PREVIEW
The OECD is warning that assistance to poorest nations must be protected to avoid ‘dramatic’ impacts
The Organisation for Economic Co-operation and Development (OECD) says that aid to struggling sub-Saharan African countries should be ringfenced amid the deep spending cuts threatened by the United States and many European donors.
Aid fell by 7.1% in 2024, but the OECD expects it to drop by another 17% in 2025, as the USAID cuts bite. By 2030, aid spending could be 30% lower than it was in 2023. Net Official Development Assistance to sub-Saharan Africa dropped by 2% to US$36 billion, while aid to the group of least developed countries (LDCs) was $35bn, a fall of 3% in real terms.

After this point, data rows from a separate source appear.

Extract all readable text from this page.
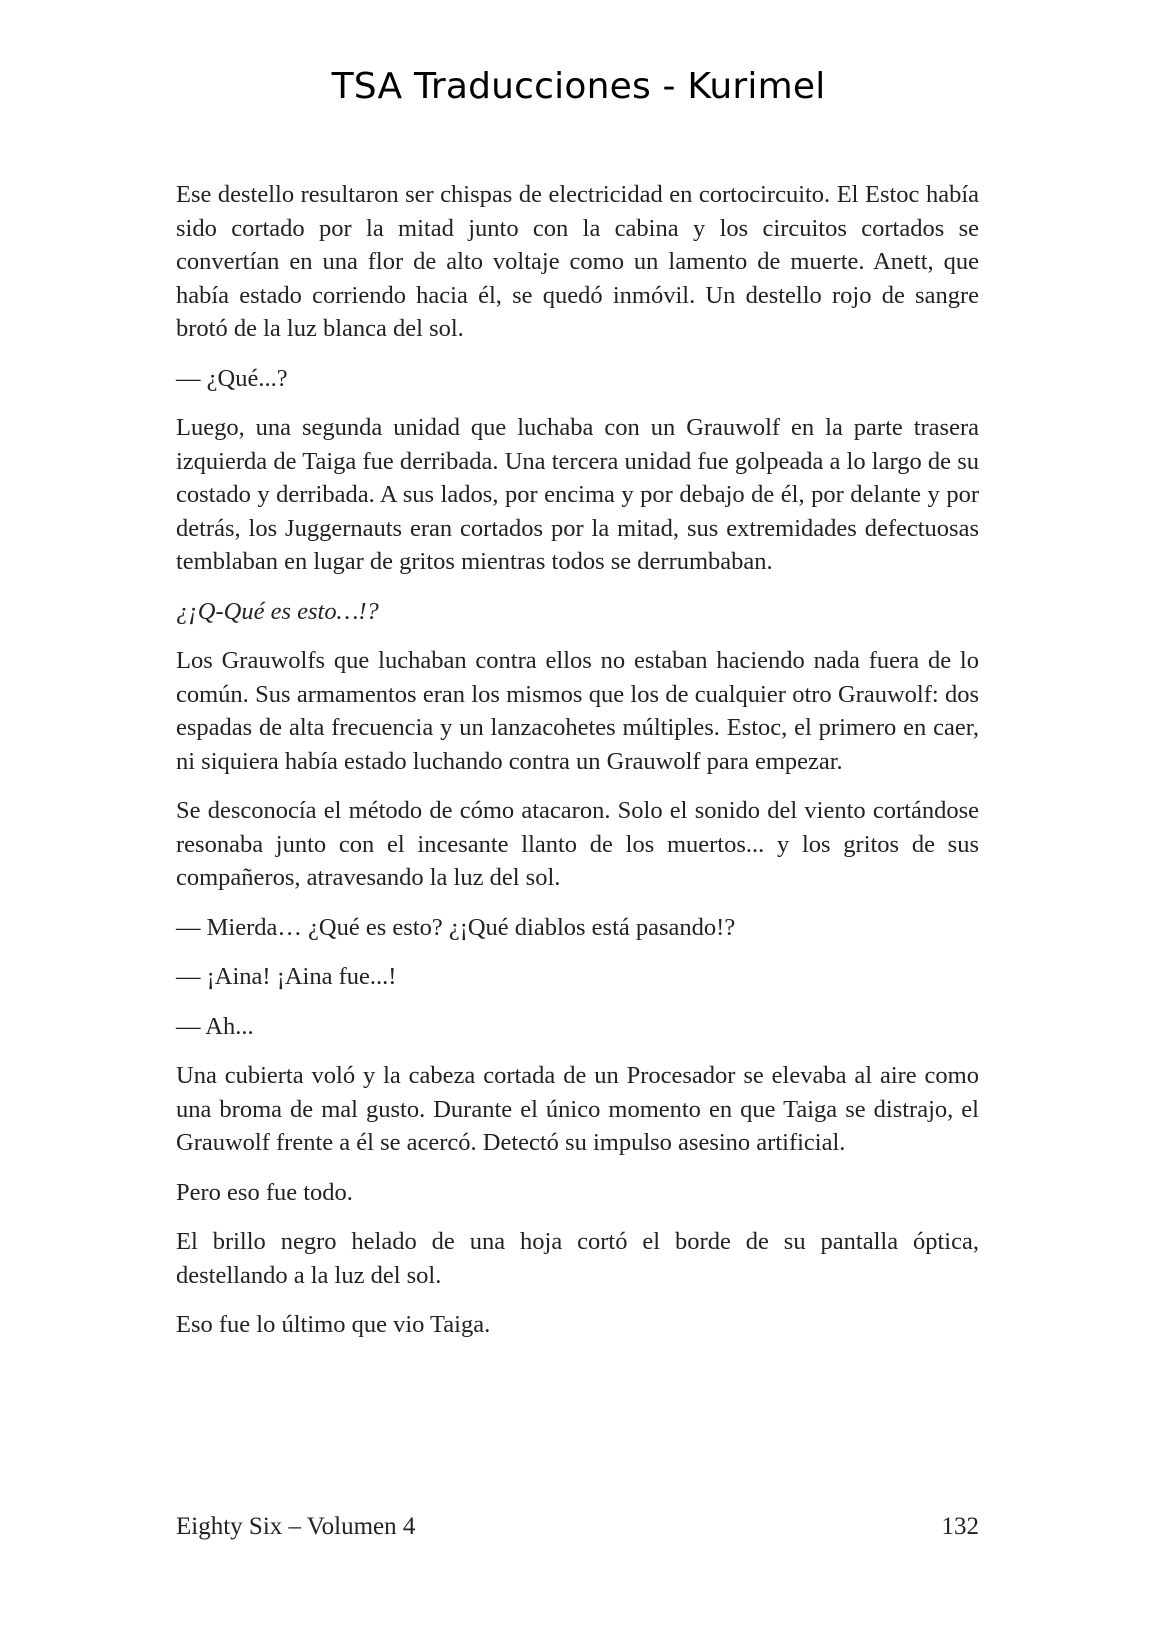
TSA Traducciones - Kurimel

Ese destello resultaron ser chispas de electricidad en cortocircuito. El Estoc había sido cortado por la mitad junto con la cabina y los circuitos cortados se convertían en una flor de alto voltaje como un lamento de muerte. Anett, que había estado corriendo hacia él, se quedó inmóvil. Un destello rojo de sangre brotó de la luz blanca del sol.

— ¿Qué...?

Luego, una segunda unidad que luchaba con un Grauwolf en la parte trasera izquierda de Taiga fue derribada. Una tercera unidad fue golpeada a lo largo de su costado y derribada. A sus lados, por encima y por debajo de él, por delante y por detrás, los Juggernauts eran cortados por la mitad, sus extremidades defectuosas temblaban en lugar de gritos mientras todos se derrumbaban.

¿¡Q-Qué es esto…!?

Los Grauwolfs que luchaban contra ellos no estaban haciendo nada fuera de lo común. Sus armamentos eran los mismos que los de cualquier otro Grauwolf: dos espadas de alta frecuencia y un lanzacohetes múltiples. Estoc, el primero en caer, ni siquiera había estado luchando contra un Grauwolf para empezar.

Se desconocía el método de cómo atacaron. Solo el sonido del viento cortándose resonaba junto con el incesante llanto de los muertos... y los gritos de sus compañeros, atravesando la luz del sol.

— Mierda… ¿Qué es esto? ¿¡Qué diablos está pasando!?

— ¡Aina! ¡Aina fue...!

— Ah...

Una cubierta voló y la cabeza cortada de un Procesador se elevaba al aire como una broma de mal gusto. Durante el único momento en que Taiga se distrajo, el Grauwolf frente a él se acercó. Detectó su impulso asesino artificial.

Pero eso fue todo.

El brillo negro helado de una hoja cortó el borde de su pantalla óptica, destellando a la luz del sol.

Eso fue lo último que vio Taiga.

Eighty Six – Volumen 4	132
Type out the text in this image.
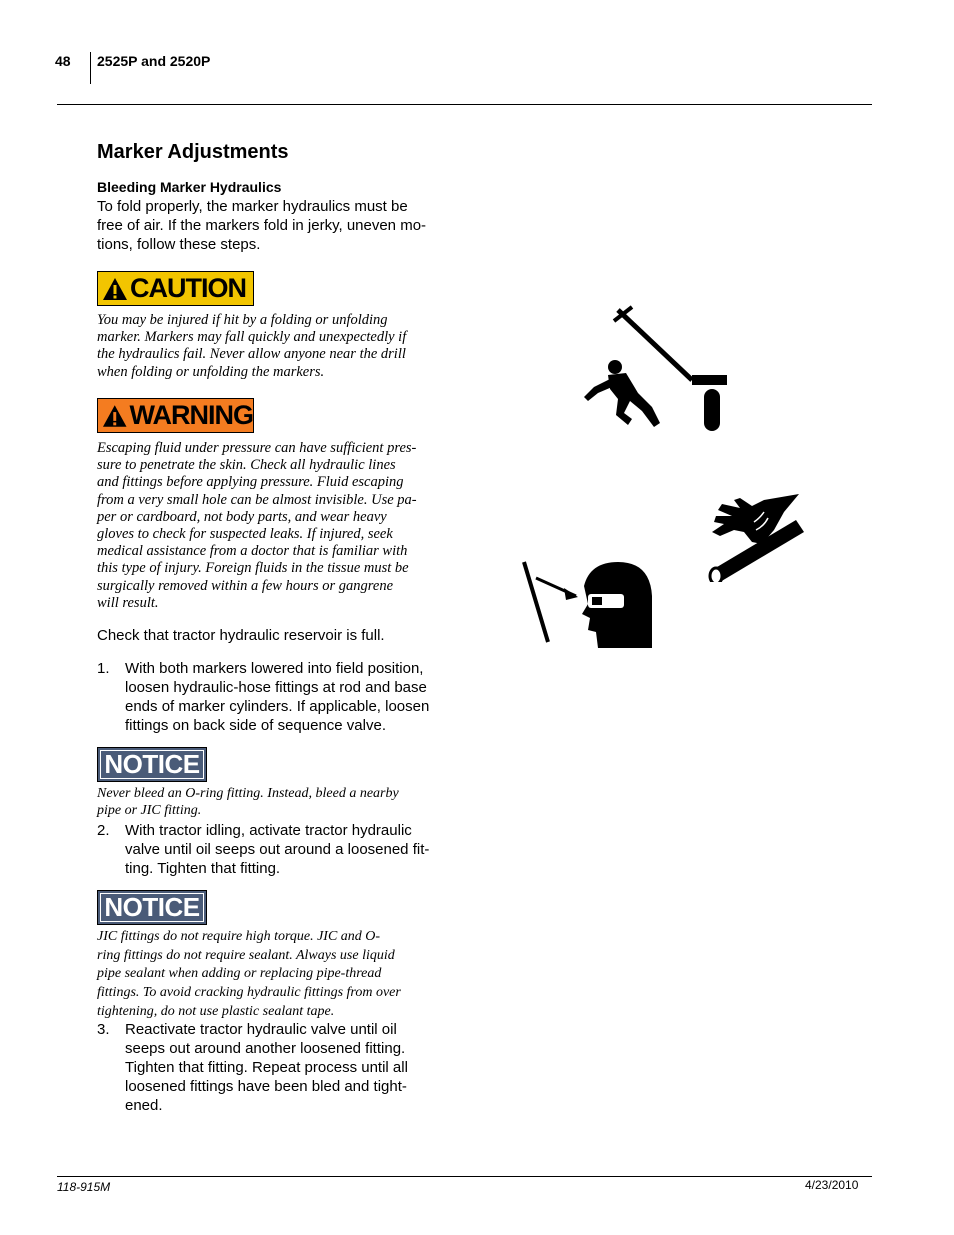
48 2525P and 2520P
Marker Adjustments
Bleeding Marker Hydraulics
To fold properly, the marker hydraulics must be
free of air. If the markers fold in jerky, uneven mo-
tions, follow these steps.
CAUTION
You may be injured if hit by a folding or unfolding
marker. Markers may fall quickly and unexpectedly if
the hydraulics fail. Never allow anyone near the drill
when folding or unfolding the markers.
WARNING
Escaping fluid under pressure can have sufficient pres-
sure to penetrate the skin. Check all hydraulic lines
and fittings before applying pressure. Fluid escaping
from a very small hole can be almost invisible. Use pa-
per or cardboard, not body parts, and wear heavy
gloves to check for suspected leaks. If injured, seek
medical assistance from a doctor that is familiar with
this type of injury. Foreign fluids in the tissue must be
surgically removed within a few hours or gangrene
will result.
Check that tractor hydraulic reservoir is full.
1. With both markers lowered into field position,
loosen hydraulic-hose fittings at rod and base
ends of marker cylinders. If applicable, loosen
fittings on back side of sequence valve.
NOTICE
Never bleed an O-ring fitting. Instead, bleed a nearby
pipe or JIC fitting.
2. With tractor idling, activate tractor hydraulic
valve until oil seeps out around a loosened fit-
ting. Tighten that fitting.
NOTICE
JIC fittings do not require high torque. JIC and O-
ring fittings do not require sealant. Always use liquid
pipe sealant when adding or replacing pipe-thread
fittings. To avoid cracking hydraulic fittings from over
tightening, do not use plastic sealant tape.
3. Reactivate tractor hydraulic valve until oil
seeps out around another loosened fitting.
Tighten that fitting. Repeat process until all
loosened fittings have been bled and tight-
ened.
118-915M	4/23/2010
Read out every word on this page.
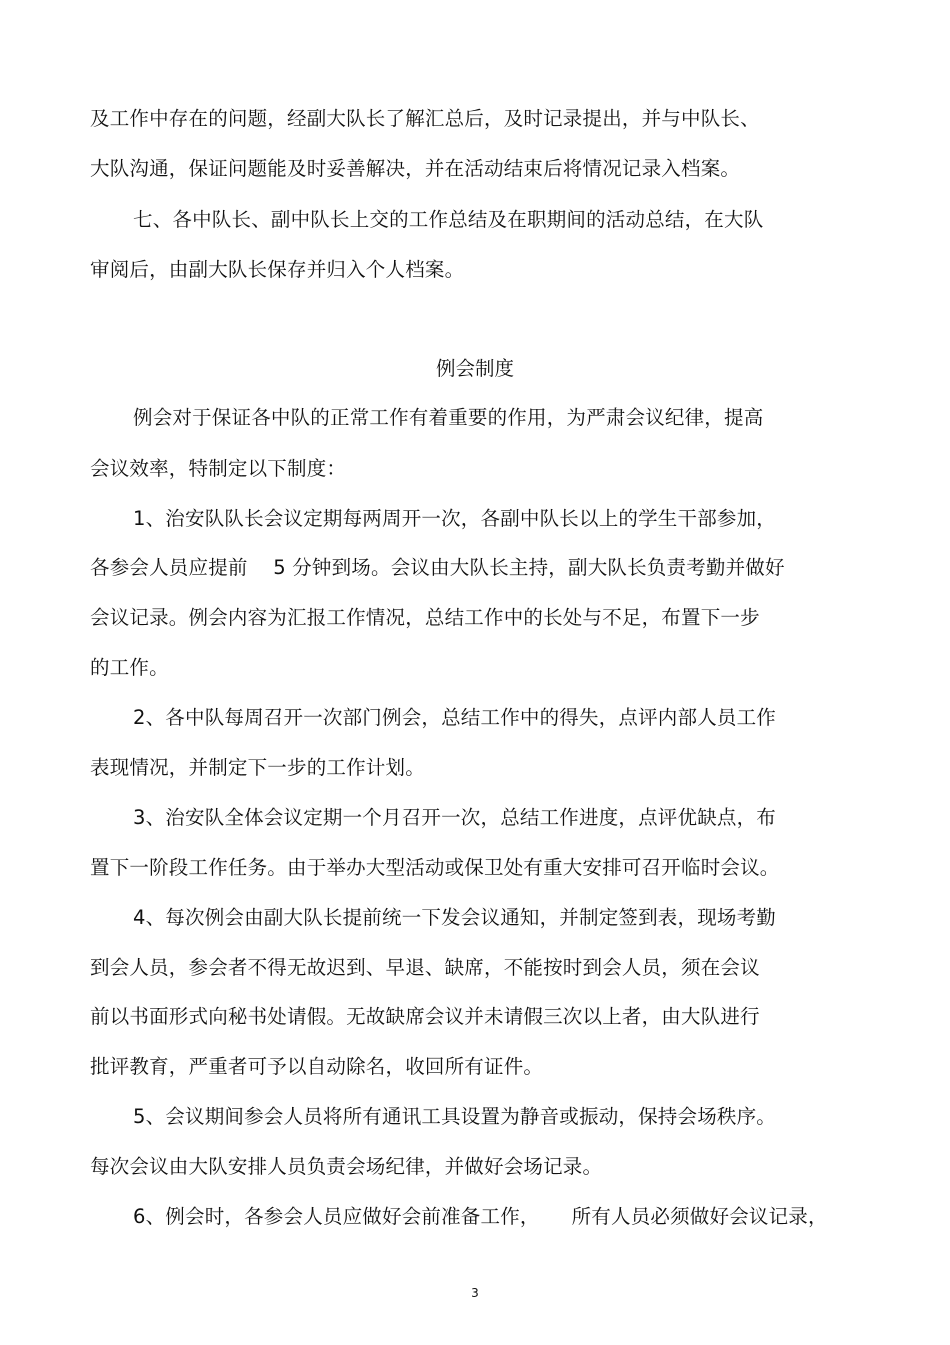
及工作中存在的问题，经副大队长了解汇总后，及时记录提出，并与中队长、
大队沟通，保证问题能及时妥善解决，并在活动结束后将情况记录入档案。
七、各中队长、副中队长上交的工作总结及在职期间的活动总结，在大队
审阅后，由副大队长保存并归入个人档案。
例会制度
例会对于保证各中队的正常工作有着重要的作用，为严肃会议纪律，提高
会议效率，特制定以下制度：
1、治安队队长会议定期每两周开一次，各副中队长以上的学生干部参加，
各参会人员应提前    5 分钟到场。会议由大队长主持，副大队长负责考勤并做好
会议记录。例会内容为汇报工作情况，总结工作中的长处与不足，布置下一步
的工作。
2、各中队每周召开一次部门例会，总结工作中的得失，点评内部人员工作
表现情况，并制定下一步的工作计划。
3、治安队全体会议定期一个月召开一次，总结工作进度，点评优缺点，布
置下一阶段工作任务。由于举办大型活动或保卫处有重大安排可召开临时会议。
4、每次例会由副大队长提前统一下发会议通知，并制定签到表，现场考勤
到会人员，参会者不得无故迟到、早退、缺席，不能按时到会人员，须在会议
前以书面形式向秘书处请假。无故缺席会议并未请假三次以上者，由大队进行
批评教育，严重者可予以自动除名，收回所有证件。
5、会议期间参会人员将所有通讯工具设置为静音或振动，保持会场秩序。
每次会议由大队安排人员负责会场纪律，并做好会场记录。
6、例会时，各参会人员应做好会前准备工作，     所有人员必须做好会议记录，
3
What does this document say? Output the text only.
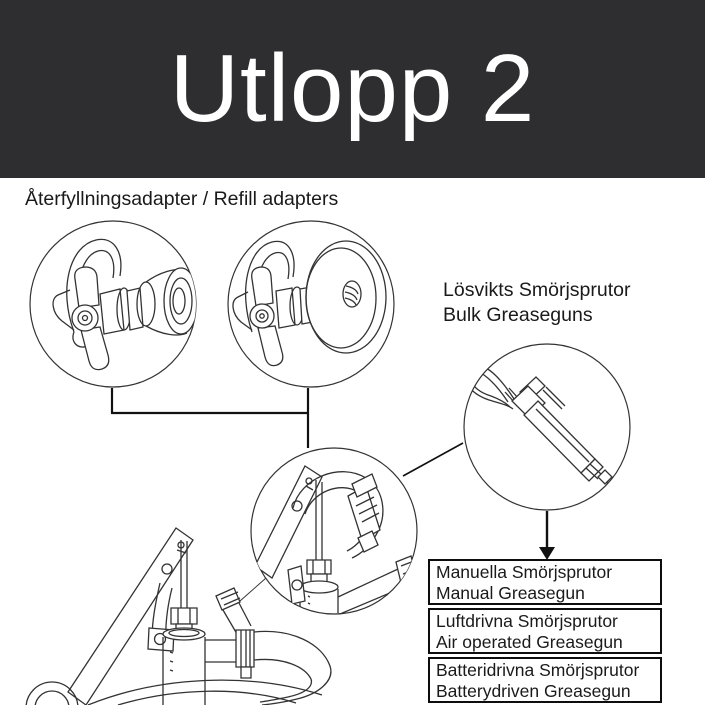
Utlopp 2
Återfyllningsadapter / Refill adapters
Lösvikts Smörjsprutor
Bulk Greaseguns
Manuella Smörjsprutor
Manual Greasegun
Luftdrivna Smörjsprutor
Air operated Greasegun
Batteridrivna Smörjsprutor
Batterydriven Greasegun
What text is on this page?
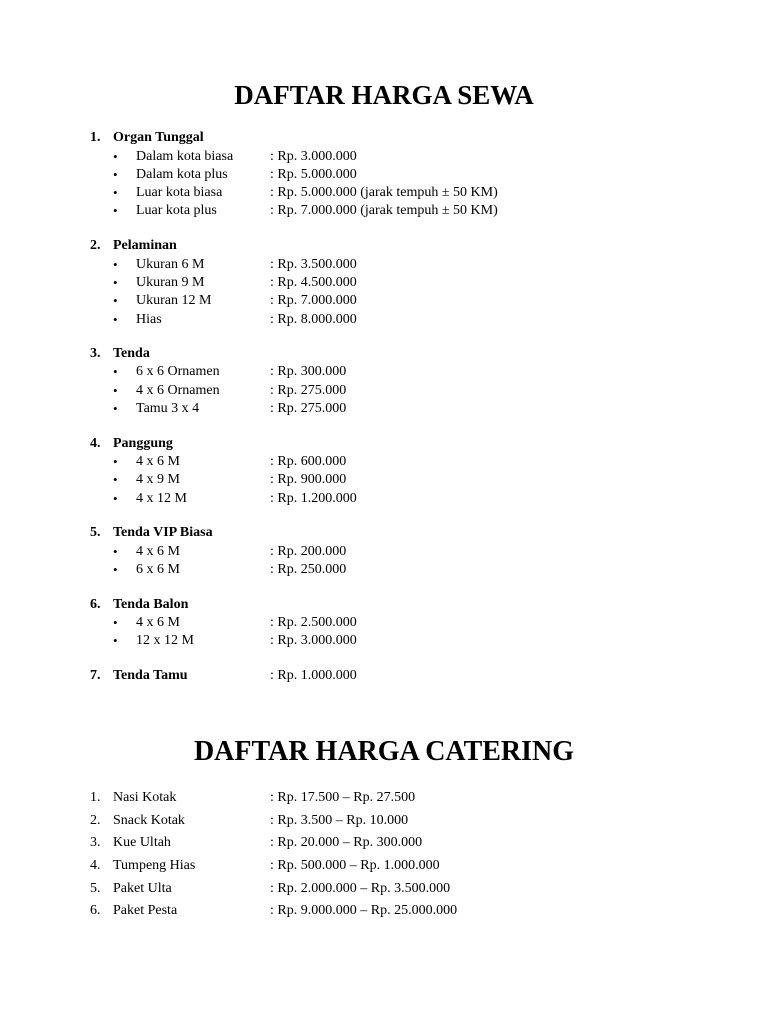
DAFTAR HARGA SEWA
1. Organ Tunggal
• Dalam kota biasa	: Rp. 3.000.000
• Dalam kota plus	: Rp. 5.000.000
• Luar kota biasa	: Rp. 5.000.000 (jarak tempuh ± 50 KM)
• Luar kota plus	: Rp. 7.000.000 (jarak tempuh ± 50 KM)
2. Pelaminan
• Ukuran 6 M	: Rp. 3.500.000
• Ukuran 9 M	: Rp. 4.500.000
• Ukuran 12 M	: Rp. 7.000.000
• Hias	: Rp. 8.000.000
3. Tenda
• 6 x 6 Ornamen	: Rp. 300.000
• 4 x 6 Ornamen	: Rp. 275.000
• Tamu 3 x 4	: Rp. 275.000
4. Panggung
• 4 x 6 M	: Rp. 600.000
• 4 x 9 M	: Rp. 900.000
• 4 x 12 M	: Rp. 1.200.000
5. Tenda VIP Biasa
• 4 x 6 M	: Rp. 200.000
• 6 x 6 M	: Rp. 250.000
6. Tenda Balon
• 4 x 6 M	: Rp. 2.500.000
• 12 x 12 M	: Rp. 3.000.000
7. Tenda Tamu	: Rp. 1.000.000
DAFTAR HARGA CATERING
1. Nasi Kotak	: Rp. 17.500 – Rp. 27.500
2. Snack Kotak	: Rp. 3.500 – Rp. 10.000
3. Kue Ultah	: Rp. 20.000 – Rp. 300.000
4. Tumpeng Hias	: Rp. 500.000 – Rp. 1.000.000
5. Paket Ulta	: Rp. 2.000.000 – Rp. 3.500.000
6. Paket Pesta	: Rp. 9.000.000 – Rp. 25.000.000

The 2025 cuts would be the largest since it started recording aid spending, OECD officials told journalists on Wednesday 16 April. Karsten Staur, who chairs the OECD’s Development Assistance Committee, called for aid to the world’s 26 poorest countries, of which 23 are in sub-Saharan Africa, to be ‘ringfenced’ by donors.
He pointed out that in these countries development aid accounts for more than 60% of their external financing and that it is fanciful to expect that the private sector will plug the gap. ‘If ODA was stopped it would have an extremely dramatic, cataclysmic effect,’ he warned.
African states are already counting the cost of the three-month suspension to most USAID programs, and the shuttering of the agency itself, by US President Donald Trump (Dispatches, 28/1/25, Rubio deals hammer blow to US aid). Healthcare and education budgets are set to be the worst affected. Trump has exempted emergency humanitarian aid from the suspension.
However, the US cuts will be compounded by moves by Europe’s major donors, Germany, the United Kingdom and France, to slash their own development spending (AC Vol 66 No 5, Western aid cuts reshape the geopolitical landscape). All three have announced plans to cut aid budgets by over 30% by 2029.